I'm def in if it's in Jan. I'm only 2 minutes from the Hof. I'm leaving the area Sunday morning.


----------



## Bucktail Butch (Jan 5, 2003)

Sam, why don't we shoot for the second (the 11th) or third (the 18th)Tuesday in January (half price nite is always nice) in January and we should be able to get the back room, what with the holidays being done and all. Also, it will give more guys time to make arrangements to be there. Just a suggestion, not meaning to hijack your idea.


----------



## SpartanAngler (Mar 11, 2003)

im down for anything just let me know when to be there.


----------



## Sam22 (Jan 22, 2003)

I think we should probably wait until January. I hope everyone gets the info before wednesday. Last time we had tons more interest... I will call the Hofbrau today, and try to set them down easy. 

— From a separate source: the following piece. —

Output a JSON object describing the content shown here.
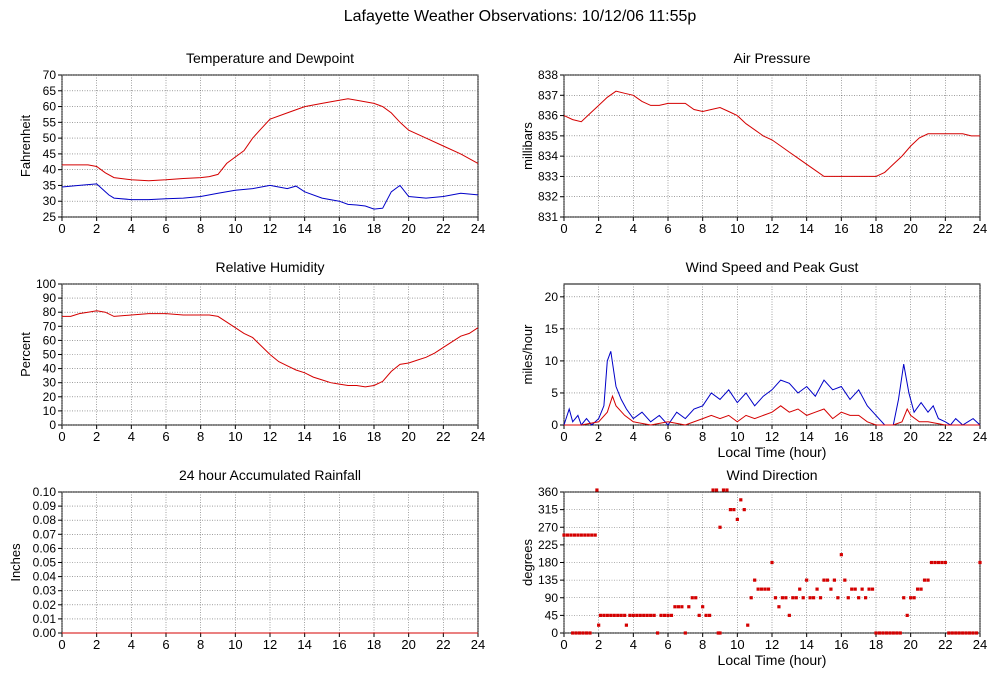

SO we all agree? the second or third tuesday in january? I will check to see if I am free, I am busy every other tuesday in the winter so I will check.


----------



## Sam22 (Jan 22, 2003)

I canceled the reservation that was for this week, let's rally and get it together for january!


----------



## outfishin_ (Jul 28, 2004)

Sounds good..


----------



## cadillacjethro (Mar 21, 2007)

If you're going to meet the second or third Tuesday in January count me in.


----------



## JimP (Feb 8, 2002)

cadillacjethro said:


> If you're going to meet the second or third Tuesday in January count me in.


Ditto here.


----------



## Huffy (Jan 19, 2009)

Please let me know what date and time this gets set for, as I would like to attend and meet everyone.


----------



## UBDSLO1 (Feb 23, 2004)

I'm in, I'll keep an eye on this thread!


----------



## JimP (Feb 8, 2002)

Bump, any news?


----------



## SpartanAngler (Mar 11, 2003)

Has there been a solid date set up? Next Tuesday?? The following Tuesday??


----------



## UBDSLO1 (Feb 23, 2004)

yeah, what's the latest???


----------



## Sam22 (Jan 22, 2003)

Gosh I really have dropped the ball, you can all verbally flog me. Would someone else take this over? It's winter now, we are all slow, should be easy to find the time. Maybe Noah? or Milt or someone will take the initiative? My problem is I am traveling on a fairly irregular schedule, so for me to pick a day that I can be there will be tough. Set a day, rally the troops and I will do my best. I was thinking it would be a neat idea to ask Steve or whomever to send a box of MS items that we could sell at the event, I'd probably buy a hat or something.


I do sincerely apologize for letting the time slip away, once the holiday came I guess I lost track for a bit there.


----------



## steelhead-hunter (Apr 15, 2007)

did this meet and greet take place yet if not i would love to come again. just always forget to check this section of the forums. to much time in ice fishing and fly tying forums i guess.


----------